Cain Center will buy historic properties downtown

A four-lot parcel along Catawba Avenue at School Street was listed at $1.6 million.

March 22. By Dave Yochum. Cain Center for the Arts has three parcels of land at the corner of School Street and Catawba Avenue under contract for an undisclosed amount. The prime site contains three folk Victorian-style homes, two of which the Cain Center will save.

One of them will be used for a ceramic center, while the corner property, said to be in poor condition, will be torn down.

The corner property could be used for an urban park at least temporarily, said Justin Dionne, executive director of the Cain Center.

The properties, owned by Jennifer Beard and the Howard Legacy Trust, were originally listed at $1.6 million, with a fourth parcel included (bottom left in the illustration). It is not part of this deal.

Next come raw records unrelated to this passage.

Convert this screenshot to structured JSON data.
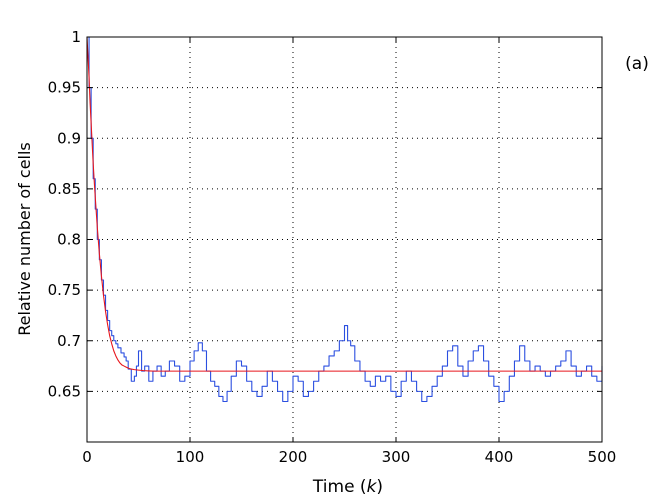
{
  "chart_data": {
    "type": "line",
    "panel_label": "(a)",
    "xlabel": "Time (",
    "xlabel_var": "k",
    "xlabel_suffix": ")",
    "ylabel": "Relative number of cells",
    "xlim": [
      0,
      500
    ],
    "ylim": [
      0.6,
      1.0
    ],
    "x_ticks": [
      0,
      100,
      200,
      300,
      400,
      500
    ],
    "x_tick_labels": [
      "0",
      "100",
      "200",
      "300",
      "400",
      "500"
    ],
    "y_ticks": [
      0.65,
      0.7,
      0.75,
      0.8,
      0.85,
      0.9,
      0.95,
      1.0
    ],
    "y_tick_labels": [
      "0.65",
      "0.7",
      "0.75",
      "0.8",
      "0.85",
      "0.9",
      "0.95",
      "1"
    ],
    "grid": true,
    "grid_style": "dotted",
    "series": [
      {
        "style": "step",
        "color": "#2b4fe0",
        "x": [
          0,
          2,
          4,
          6,
          8,
          10,
          12,
          14,
          16,
          18,
          20,
          22,
          24,
          26,
          28,
          30,
          33,
          36,
          38,
          40,
          43,
          46,
          48,
          50,
          53,
          56,
          60,
          64,
          68,
          72,
          76,
          80,
          85,
          90,
          95,
          100,
          104,
          108,
          112,
          116,
          120,
          124,
          128,
          132,
          136,
          140,
          145,
          150,
          155,
          160,
          165,
          170,
          175,
          180,
          185,
          190,
          195,
          200,
          205,
          210,
          215,
          220,
          225,
          230,
          235,
          240,
          245,
          250,
          253,
          256,
          260,
          265,
          270,
          275,
          280,
          285,
          290,
          295,
          300,
          305,
          310,
          315,
          320,
          325,
          330,
          335,
          340,
          345,
          350,
          355,
          360,
          365,
          370,
          375,
          380,
          385,
          390,
          395,
          400,
          405,
          410,
          415,
          420,
          425,
          430,
          435,
          440,
          445,
          450,
          455,
          460,
          465,
          470,
          475,
          480,
          485,
          490,
          495,
          500
        ],
        "y": [
          1.0,
          0.95,
          0.9,
          0.86,
          0.83,
          0.8,
          0.78,
          0.76,
          0.745,
          0.73,
          0.72,
          0.71,
          0.705,
          0.7,
          0.697,
          0.693,
          0.688,
          0.684,
          0.68,
          0.672,
          0.66,
          0.665,
          0.675,
          0.69,
          0.67,
          0.675,
          0.66,
          0.67,
          0.675,
          0.665,
          0.67,
          0.68,
          0.675,
          0.66,
          0.665,
          0.68,
          0.69,
          0.698,
          0.69,
          0.67,
          0.66,
          0.655,
          0.645,
          0.64,
          0.65,
          0.665,
          0.68,
          0.675,
          0.66,
          0.65,
          0.645,
          0.655,
          0.67,
          0.66,
          0.65,
          0.64,
          0.65,
          0.665,
          0.66,
          0.645,
          0.65,
          0.66,
          0.67,
          0.675,
          0.685,
          0.69,
          0.7,
          0.715,
          0.7,
          0.695,
          0.68,
          0.67,
          0.66,
          0.655,
          0.665,
          0.66,
          0.665,
          0.65,
          0.645,
          0.66,
          0.67,
          0.66,
          0.65,
          0.64,
          0.645,
          0.655,
          0.665,
          0.675,
          0.69,
          0.695,
          0.675,
          0.665,
          0.68,
          0.69,
          0.695,
          0.68,
          0.665,
          0.655,
          0.64,
          0.65,
          0.665,
          0.68,
          0.695,
          0.68,
          0.67,
          0.675,
          0.67,
          0.665,
          0.67,
          0.675,
          0.68,
          0.69,
          0.675,
          0.665,
          0.67,
          0.675,
          0.665,
          0.66,
          0.675
        ]
      },
      {
        "style": "smooth",
        "color": "#e8161c",
        "x": [
          0,
          1,
          2,
          3,
          4,
          5,
          6,
          7,
          8,
          9,
          10,
          12,
          14,
          16,
          18,
          20,
          22,
          24,
          26,
          28,
          30,
          32,
          34,
          36,
          38,
          40,
          43,
          46,
          50,
          55,
          60,
          65,
          70,
          80,
          90,
          100,
          150,
          200,
          250,
          300,
          350,
          400,
          450,
          500
        ],
        "y": [
          1.0,
          0.98,
          0.96,
          0.935,
          0.915,
          0.895,
          0.875,
          0.858,
          0.842,
          0.827,
          0.812,
          0.786,
          0.764,
          0.745,
          0.729,
          0.716,
          0.705,
          0.697,
          0.69,
          0.685,
          0.681,
          0.678,
          0.676,
          0.675,
          0.674,
          0.673,
          0.672,
          0.6715,
          0.671,
          0.6705,
          0.6702,
          0.67,
          0.67,
          0.67,
          0.67,
          0.67,
          0.67,
          0.67,
          0.67,
          0.67,
          0.67,
          0.67,
          0.67,
          0.67
        ]
      }
    ]
  }
}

The three houses date back to the early 1900s when Cornelius was starting a second life as a mill town.

Mayor Washam

They’re near the center of the prime redevelopment area of Cornelius.

Mayor Washam said he was thrilled. “This is a wonderful enhancement of our downtown arts district and arts programming in our town,” he said.

Preserve Mecklenburg played a role

Preserve Mecklenburg played a key role in the rescue of the houses. PMI obtained a one-year option to purchase the properties, which are near the agricultural building on the grounds of the Cornelius Elementary School where town officials hope to house a museum for local artifacts and photos of buildings that are no more.

PMI led the effort to save the historic tenant house at the 55-acre Alexander Farm, where a $100-million-plus mixed-use project is under construction.


The news comes as the Cain Center prepares to move the Cornelius Arts Center (CAC) out of the Oak Street Mill this summer. The CAC functioned as a home for community arts, ceramics and shows dating back to 2009.

Cornelius Parks & Recreation operated the CAC from 2011 until the transition to the Cain Center in 2021.

The ceramics program, which was years ago thought to be the “Nutcracker” or major draw of the would-be arts center, will be suspended and ultimately move to one of the historic homes under contract on Catawba.

Justin Dionne


“Not only will this opportunity deepen our commitment to ceramics, but it will also allow us to continue in our commitment to the revitalization of the downtown Arts and Cultural District,” Dionne said.

A zoning change will be necessary, but town officials say they support the plan.


Dionne said the Cain Center will seek private donors to help fund the acquisition. The contract purchase price was not disclosed.